Toussaint lived in a tenement building a few blocks from the warehouse district. He went up the narrow stairway through the darkened corridor to his room. The room was poorly furnished, and dingy like the rest of the building, with a tattered yellow shade on the window, a single bed with a brass bedstead, a wall mirror and a scarred chest of drawers by an old sofa that was faded colorless; the wallpaper was streaked brown by the water that seeped through the cracks every time it rained. He turned on the single bulb light that hung by a cord from the ceiling. He took off his sling to undress, and rinsed his face in the washbasin. He looked in the mirror at the row of black stiches across his eye; one side of his face was swollen into a hard knot. He showered, turned out the light, and went to bed.

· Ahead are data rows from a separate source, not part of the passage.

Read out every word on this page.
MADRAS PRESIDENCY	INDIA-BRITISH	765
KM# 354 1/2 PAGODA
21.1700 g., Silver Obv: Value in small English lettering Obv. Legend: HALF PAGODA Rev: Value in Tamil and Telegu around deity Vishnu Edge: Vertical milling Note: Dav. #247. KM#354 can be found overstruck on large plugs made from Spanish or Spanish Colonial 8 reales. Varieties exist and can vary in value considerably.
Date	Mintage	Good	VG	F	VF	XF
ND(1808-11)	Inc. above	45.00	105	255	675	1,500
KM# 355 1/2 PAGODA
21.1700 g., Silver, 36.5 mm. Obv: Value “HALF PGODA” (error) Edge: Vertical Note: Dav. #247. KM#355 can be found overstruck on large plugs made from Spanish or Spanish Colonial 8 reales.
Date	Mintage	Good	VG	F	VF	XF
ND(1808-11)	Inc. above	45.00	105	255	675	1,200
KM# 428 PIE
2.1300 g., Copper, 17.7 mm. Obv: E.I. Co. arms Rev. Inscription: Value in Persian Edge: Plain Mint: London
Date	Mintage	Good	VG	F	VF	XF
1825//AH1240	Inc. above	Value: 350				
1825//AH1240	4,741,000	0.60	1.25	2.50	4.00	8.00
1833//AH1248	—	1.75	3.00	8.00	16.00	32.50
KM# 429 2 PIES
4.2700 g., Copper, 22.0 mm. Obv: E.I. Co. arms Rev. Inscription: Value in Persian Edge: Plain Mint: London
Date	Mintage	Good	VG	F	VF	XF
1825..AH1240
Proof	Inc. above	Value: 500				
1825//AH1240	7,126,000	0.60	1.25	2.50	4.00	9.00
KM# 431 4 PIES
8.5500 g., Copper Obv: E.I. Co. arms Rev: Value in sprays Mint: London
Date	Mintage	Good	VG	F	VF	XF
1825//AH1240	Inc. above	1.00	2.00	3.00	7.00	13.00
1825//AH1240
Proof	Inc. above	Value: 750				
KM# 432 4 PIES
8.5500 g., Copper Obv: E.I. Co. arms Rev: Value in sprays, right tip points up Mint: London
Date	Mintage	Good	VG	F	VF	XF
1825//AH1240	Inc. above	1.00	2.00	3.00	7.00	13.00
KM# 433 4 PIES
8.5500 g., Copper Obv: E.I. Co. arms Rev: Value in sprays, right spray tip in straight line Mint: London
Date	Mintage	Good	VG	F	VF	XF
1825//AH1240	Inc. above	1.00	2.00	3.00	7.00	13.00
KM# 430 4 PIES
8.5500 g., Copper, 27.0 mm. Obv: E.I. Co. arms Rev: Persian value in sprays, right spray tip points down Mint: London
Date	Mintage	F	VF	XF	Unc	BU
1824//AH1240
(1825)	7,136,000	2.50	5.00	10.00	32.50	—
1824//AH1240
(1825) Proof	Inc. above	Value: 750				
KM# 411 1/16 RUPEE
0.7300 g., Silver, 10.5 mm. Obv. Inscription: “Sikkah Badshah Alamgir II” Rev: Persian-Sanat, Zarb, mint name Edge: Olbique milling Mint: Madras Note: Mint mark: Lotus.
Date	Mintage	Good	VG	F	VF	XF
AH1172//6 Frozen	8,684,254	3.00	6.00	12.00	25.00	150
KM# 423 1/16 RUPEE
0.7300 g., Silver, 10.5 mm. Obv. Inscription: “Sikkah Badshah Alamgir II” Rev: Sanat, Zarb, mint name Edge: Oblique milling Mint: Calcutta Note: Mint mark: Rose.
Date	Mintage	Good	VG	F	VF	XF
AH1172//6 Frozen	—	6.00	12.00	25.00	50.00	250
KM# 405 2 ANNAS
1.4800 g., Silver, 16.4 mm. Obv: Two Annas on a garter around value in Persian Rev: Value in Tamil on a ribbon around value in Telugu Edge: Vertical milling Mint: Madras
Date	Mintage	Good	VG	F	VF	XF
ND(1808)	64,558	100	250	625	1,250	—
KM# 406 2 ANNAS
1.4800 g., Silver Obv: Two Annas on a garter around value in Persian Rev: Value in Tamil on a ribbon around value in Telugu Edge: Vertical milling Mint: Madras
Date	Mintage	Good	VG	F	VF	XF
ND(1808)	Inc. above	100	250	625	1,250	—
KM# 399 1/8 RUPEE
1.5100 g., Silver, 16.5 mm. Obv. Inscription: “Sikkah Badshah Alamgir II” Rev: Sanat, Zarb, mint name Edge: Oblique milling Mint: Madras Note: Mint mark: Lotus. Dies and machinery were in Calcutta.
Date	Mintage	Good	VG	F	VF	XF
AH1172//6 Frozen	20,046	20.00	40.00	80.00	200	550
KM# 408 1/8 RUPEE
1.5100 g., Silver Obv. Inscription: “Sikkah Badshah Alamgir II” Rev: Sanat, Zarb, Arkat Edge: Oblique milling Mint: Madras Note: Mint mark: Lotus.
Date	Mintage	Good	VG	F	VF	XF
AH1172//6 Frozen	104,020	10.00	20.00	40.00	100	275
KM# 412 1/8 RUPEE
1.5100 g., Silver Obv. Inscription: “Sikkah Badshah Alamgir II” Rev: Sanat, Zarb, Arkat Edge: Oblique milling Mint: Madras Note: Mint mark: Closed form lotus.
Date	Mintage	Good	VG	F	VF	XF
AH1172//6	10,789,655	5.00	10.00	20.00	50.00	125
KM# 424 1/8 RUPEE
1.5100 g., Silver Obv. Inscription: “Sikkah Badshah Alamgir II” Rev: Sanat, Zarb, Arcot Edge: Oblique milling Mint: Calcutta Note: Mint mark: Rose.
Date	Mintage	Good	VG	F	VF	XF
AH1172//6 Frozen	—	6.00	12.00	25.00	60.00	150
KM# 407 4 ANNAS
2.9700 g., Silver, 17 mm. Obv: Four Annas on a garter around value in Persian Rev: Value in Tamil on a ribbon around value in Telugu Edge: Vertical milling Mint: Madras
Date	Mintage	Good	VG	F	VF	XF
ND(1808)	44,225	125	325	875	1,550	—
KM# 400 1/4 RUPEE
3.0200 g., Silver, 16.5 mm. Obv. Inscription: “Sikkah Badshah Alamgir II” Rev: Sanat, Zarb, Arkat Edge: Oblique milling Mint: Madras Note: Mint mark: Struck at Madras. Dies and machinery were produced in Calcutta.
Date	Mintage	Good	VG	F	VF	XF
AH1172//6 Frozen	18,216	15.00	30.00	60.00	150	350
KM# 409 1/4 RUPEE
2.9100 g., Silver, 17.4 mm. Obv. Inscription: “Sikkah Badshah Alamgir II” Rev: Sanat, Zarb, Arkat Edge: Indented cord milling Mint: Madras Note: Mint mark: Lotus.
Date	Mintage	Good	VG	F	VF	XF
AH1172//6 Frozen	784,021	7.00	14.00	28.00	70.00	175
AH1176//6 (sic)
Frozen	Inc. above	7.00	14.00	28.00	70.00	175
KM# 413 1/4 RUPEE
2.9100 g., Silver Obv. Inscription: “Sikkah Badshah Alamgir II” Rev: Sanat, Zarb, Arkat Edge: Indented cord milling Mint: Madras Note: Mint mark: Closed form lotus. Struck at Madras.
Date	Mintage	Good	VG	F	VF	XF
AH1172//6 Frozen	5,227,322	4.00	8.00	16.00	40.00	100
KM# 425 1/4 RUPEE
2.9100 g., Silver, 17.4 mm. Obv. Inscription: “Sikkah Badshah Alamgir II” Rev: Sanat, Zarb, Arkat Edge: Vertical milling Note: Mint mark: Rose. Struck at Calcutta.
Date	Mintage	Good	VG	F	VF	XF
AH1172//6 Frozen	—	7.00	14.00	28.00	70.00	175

Outside in the alley he heard drunken voices and the rattling of garbage cans. He looked up through the darkness and thought of his home in Barataria, south of New Orleans. He wondered if he would ever go back. A woman yelled for the drunks to be quiet. Toussaint rolled over in his bed and closed his eyes. He thought of himself on the deck of a trawler with the nets piled on the stern and the steady roll of the Gulf beneath his feet, the horizon before him where the dying sun went down in the water in a last blaze of red, the smell of the salt and the seaweed and the sound of the anchor chain sliding off the bow. He turned in his bed and couldn’t sleep. He remembered the tavern where they used to go after coming into port. It was a good place with a long polished bar and small round tables covered with checkerboard cloths. They served boiled crabs and crawfish, and you could get a plate of barbecue and a pitcher of draught beer for a dollar. It was always filled with fishermen, and Toussaint would stand at the bar and talk and drink neat whiskey from the shot glasses with water as a chaser.

The next morning he looked for a job. He tried the state employment agency first. The only jobs to be had were those of bellboy, bus hop, and janitor. He went to warehouses, trucking firms, auto garages, and was told that there was either no job to be had, or to come back when his hand had healed. The third day he went to a clothing store on Canal that had advertised for help in the stockroom. Toussaint applied and got the job. When he reported for work he was shown where the brooms, mops, dustpans, and cleaning rags were kept, and was told to mop the floor of the men’s and women’s restrooms. He left the store and looked for another job. A week passed and he found nothing. The landlord of his building asked for the rent, which took Toussaint’s last twenty dollars. He rode the streetcars and buses and walked over most of the city to find work. He went to a private employment agency. They said he might try cutting lawns; there wasn’t much else for a man in his condition.

Two weeks later he was sitting in the pool hall, reading the want ads in the newspaper. All the tables were being used. A man with a cigarette between his teeth sat down on the bench beside him. It was one of the hustlers who had tried to get him into a game the afternoon of his last fight.

“Out of work?” he said.

“That’s right.”

“See anything in the paper?” Toussaint looked towards the pool tables.